After his retirement, he accepted the position of spiritual director at the North American College, particularly at the Casa Santa Maria.
I was walking on the street and he was passing on his bicycle. (He was going in the opposite direction, otherwise I am sure he would have graciously offered to give me a ride.) I emailed this picture to Father O’Leary at the Cathedral and said “I want to be like Msgr. McRae when I grow up!”
This young man is Deacon Francisco Aguirre, whose family is from Nicaragua. His grandparents are very dear friends of mine and I have known him since he was just little child. The sister is also the daughter of other friends of mine and she is making her final profession this year. Her name is Sister Kateri, and so her community sent her to be in Rome for the canonization. Her family, the Ham family, are very close friends. It was such a thrill to see both of them there, having known both of them since they were children and now seeing one about to be ordained a priest and the other about to make her final profession as a Franciscan Sister.
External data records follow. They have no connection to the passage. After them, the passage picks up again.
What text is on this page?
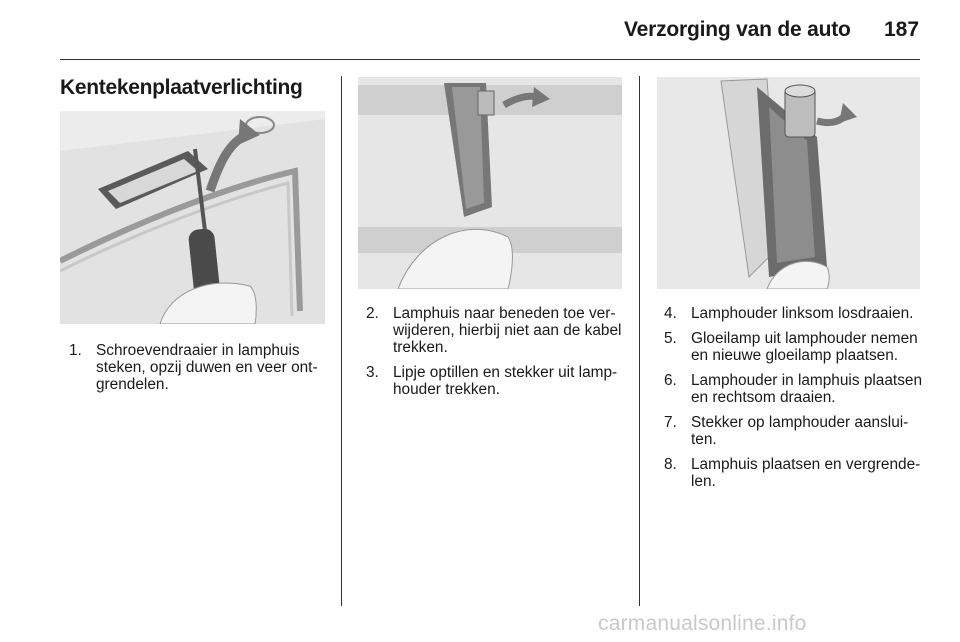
Verzorging van de auto 187
Kentekenplaatverlichting
1. Schroevendraaier in lamphuis steken, opzij duwen en veer ont-grendelen.
2. Lamphuis naar beneden toe ver-wijderen, hierbij niet aan de kabel trekken.
3. Lipje optillen en stekker uit lamp-houder trekken.
4. Lamphouder linksom losdraaien.
5. Gloeilamp uit lamphouder nemen en nieuwe gloeilamp plaatsen.
6. Lamphouder in lamphuis plaatsen en rechtsom draaien.
7. Stekker op lamphouder aanslui-ten.
8. Lamphuis plaatsen en vergrende-len.
carmanualsonline.info
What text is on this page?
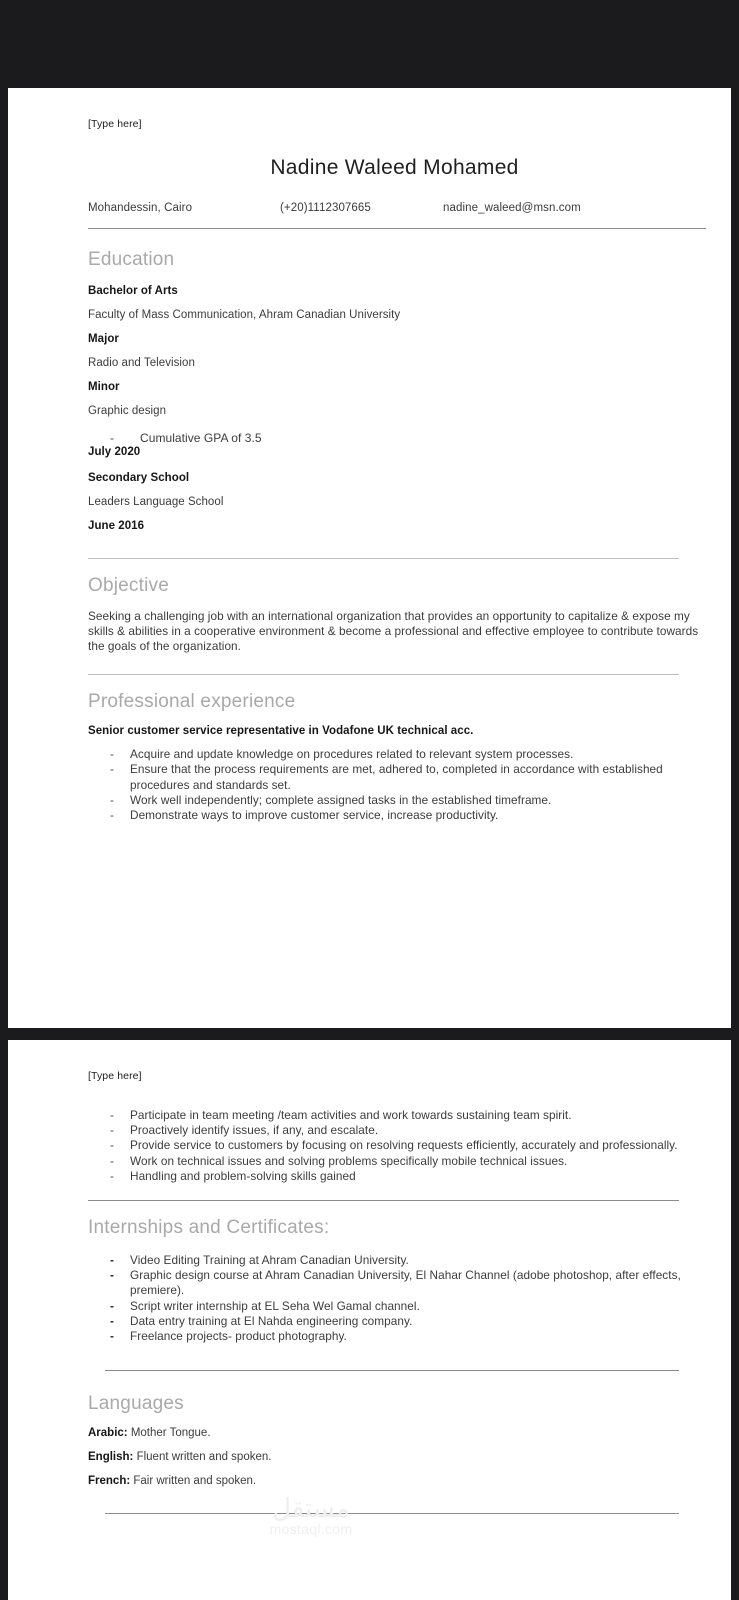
[Type here]
Nadine Waleed Mohamed
Mohandessin, Cairo	(+20)1112307665	nadine_waleed@msn.com
Education
Bachelor of Arts
Faculty of Mass Communication, Ahram Canadian University
Major
Radio and Television
Minor
Graphic design
- Cumulative GPA of 3.5
July 2020
Secondary School
Leaders Language School
June 2016
Objective

Seeking a challenging job with an international organization that provides an opportunity to capitalize & expose my skills & abilities in a cooperative environment & become a professional and effective employee to contribute towards the goals of the organization.

Professional experience
Senior customer service representative in Vodafone UK technical acc.
- Acquire and update knowledge on procedures related to relevant system processes.
- Ensure that the process requirements are met, adhered to, completed in accordance with established procedures and standards set.
- Work well independently; complete assigned tasks in the established timeframe.
- Demonstrate ways to improve customer service, increase productivity.
[Type here]
- Participate in team meeting /team activities and work towards sustaining team spirit.
- Proactively identify issues, if any, and escalate.
- Provide service to customers by focusing on resolving requests efficiently, accurately and professionally.
- Work on technical issues and solving problems specifically mobile technical issues.
- Handling and problem-solving skills gained
Internships and Certificates:
- Video Editing Training at Ahram Canadian University.
- Graphic design course at Ahram Canadian University, El Nahar Channel (adobe photoshop, after effects, premiere).
- Script writer internship at EL Seha Wel Gamal channel.
- Data entry training at El Nahda engineering company.
- Freelance projects- product photography.
Languages
Arabic: Mother Tongue.
English: Fluent written and spoken.
French: Fair written and spoken.
مستقل
mostaql.com
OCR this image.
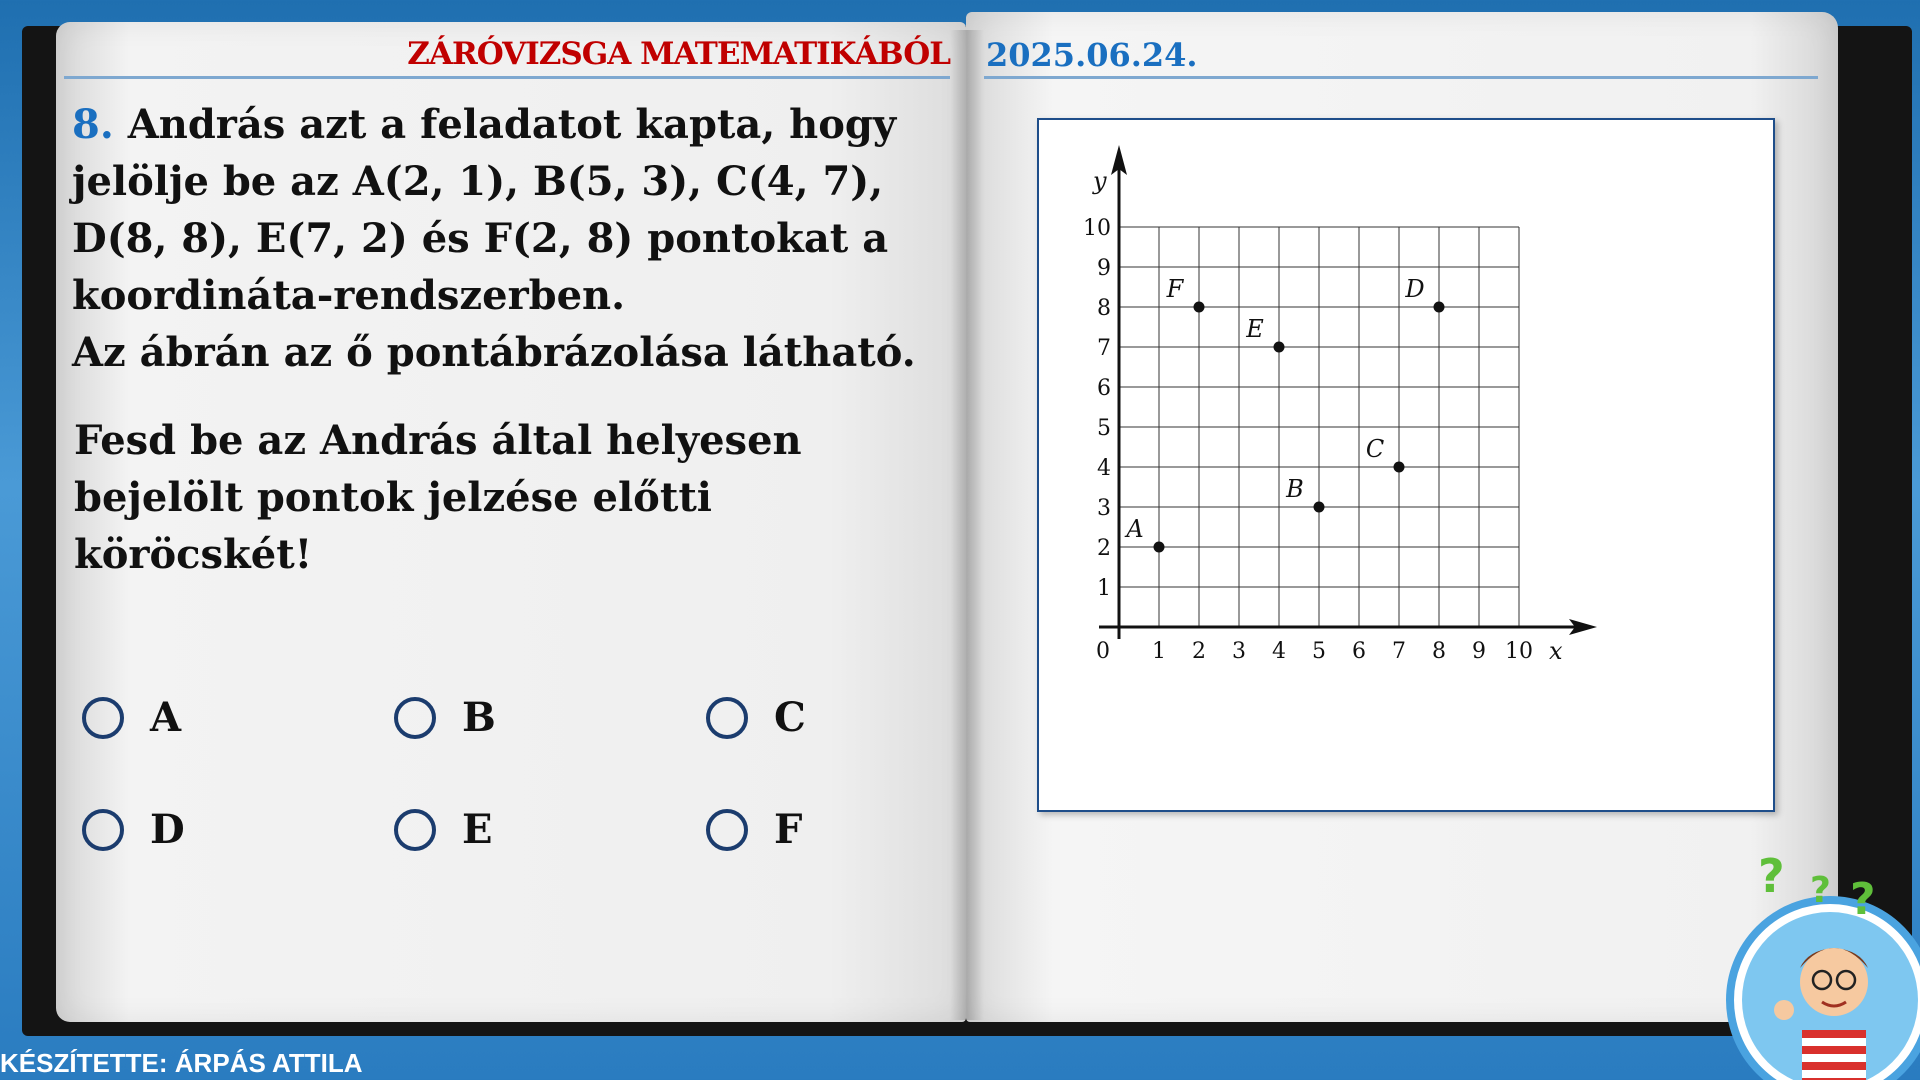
ZÁRÓVIZSGA MATEMATIKÁBÓL 2025.06.24.
8. András azt a feladatot kapta, hogy
jelölje be az A(2, 1), B(5, 3), C(4, 7),
D(8, 8), E(7, 2) és F(2, 8) pontokat a
koordináta-rendszerben.
Az ábrán az ő pontábrázolása látható.
Fesd be az András által helyesen
bejelölt pontok jelzése előtti
köröcskét!
A	B	C
D	E	F
x
y
0 1 2 3 4 5 6 7 8 9 10
1
2
3
4
5
6
7
8
9
10
A
B
C
D
E
F
KÉSZÍTETTE: ÁRPÁS ATTILA
? ? ?
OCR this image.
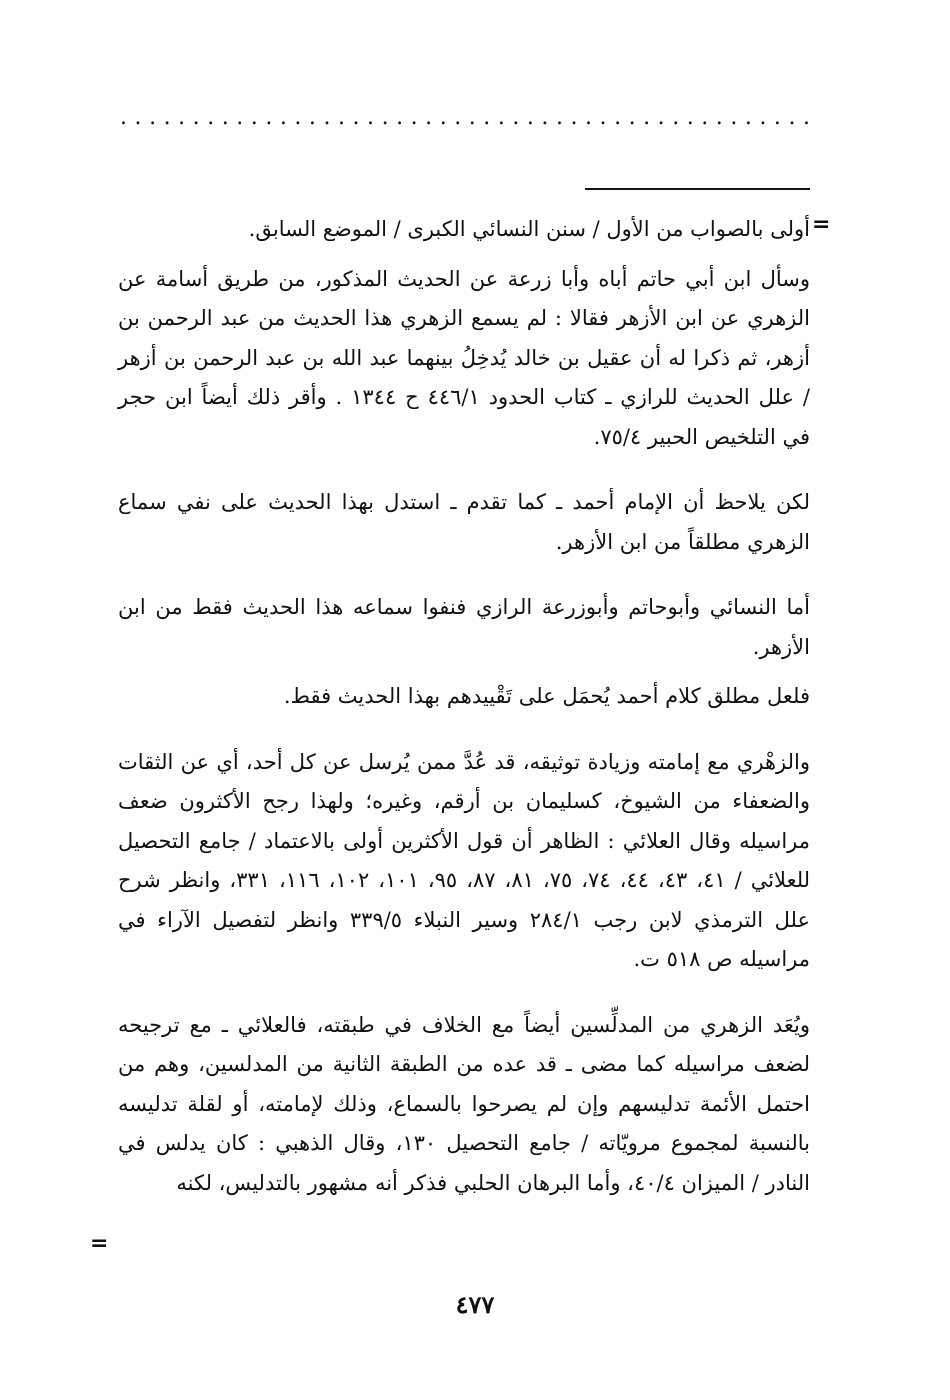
. . . . . . . . . . . . . . . . . . . . . . . . . . . . . . . . . . . . . . . . . . . . . . . .
=

أولى بالصواب من الأول / سنن النسائي الكبرى / الموضع السابق.

وسأل ابن أبي حاتم أباه وأبا زرعة عن الحديث المذكور، من طريق أسامة عن الزهري عن ابن الأزهر فقالا : لم يسمع الزهري هذا الحديث من عبد الرحمن بن أزهر، ثم ذكرا له أن عقيل بن خالد يُدخِلُ بينهما عبد الله بن عبد الرحمن بن أزهر / علل الحديث للرازي ـ كتاب الحدود ٤٤٦/١ ح ١٣٤٤ . وأقر ذلك أيضاً ابن حجر في التلخيص الحبير ٧٥/٤.

لكن يلاحظ أن الإمام أحمد ـ كما تقدم ـ استدل بهذا الحديث على نفي سماع الزهري مطلقاً من ابن الأزهر.

أما النسائي وأبوحاتم وأبوزرعة الرازي فنفوا سماعه هذا الحديث فقط من ابن الأزهر.

فلعل مطلق كلام أحمد يُحمَل على تَقْييدهم بهذا الحديث فقط.

والزهْري مع إمامته وزيادة توثيقه، قد عُدَّ ممن يُرسل عن كل أحد، أي عن الثقات والضعفاء من الشيوخ، كسليمان بن أرقم، وغيره؛ ولهذا رجح الأكثرون ضعف مراسيله وقال العلائي : الظاهر أن قول الأكثرين أولى بالاعتماد / جامع التحصيل للعلائي / ٤١، ٤٣، ٤٤، ٧٤، ٧٥، ٨١، ٨٧، ٩٥، ١٠١، ١٠٢، ١١٦، ٣٣١، وانظر شرح علل الترمذي لابن رجب ٢٨٤/١ وسير النبلاء ٣٣٩/٥ وانظر لتفصيل الآراء في مراسيله ص ٥١٨ ت.

ويُعَد الزهري من المدلِّسين أيضاً مع الخلاف في طبقته، فالعلائي ـ مع ترجيحه لضعف مراسيله كما مضى ـ قد عده من الطبقة الثانية من المدلسين، وهم من احتمل الأئمة تدليسهم وإن لم يصرحوا بالسماع، وذلك لإمامته، أو لقلة تدليسه بالنسبة لمجموع مرويّاته / جامع التحصيل ١٣٠، وقال الذهبي : كان يدلس في النادر / الميزان ٤٠/٤، وأما البرهان الحلبي فذكر أنه مشهور بالتدليس، لكنه

=
٤٧٧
On Saturday I had dinner with Ricky Serino, a Malden Catholic graduate who is studying at St Anselm’s College and abroad in Europe for semester.
Then, on Sunday, I had dinner with a number of Boston priests and seminarians who are in Rome. Mgsr. Moroney, the rector of St. John’s Seminary, is there giving some talks at the Institute for Ongoing Formation of Priests at the North American college.
We also met for lunch with Carl Anderson and his wife, Dorian. Carl is participating in the Synod on the New Evangelization and I was very happy to be able to spend some time with them.
The view from the restaurant where we were was just magnificent. From the terrace you could see the Pantheon and the Church of Santa Maria Sopra Minerva.
I was also happy to be in Rome for the feast day of Blessed Pope John Paul II and have an opportunity to pray at his tomb. On Tuesday, we had Mass in the crypt of St. Peter’s Basilica, near St. Peter’s tomb. We were joined at that Mass by Father Michael Nolan and Father Ed Arsenault.
Blessed John Paul II and Sts. Kateri and Marianne, Pray for us!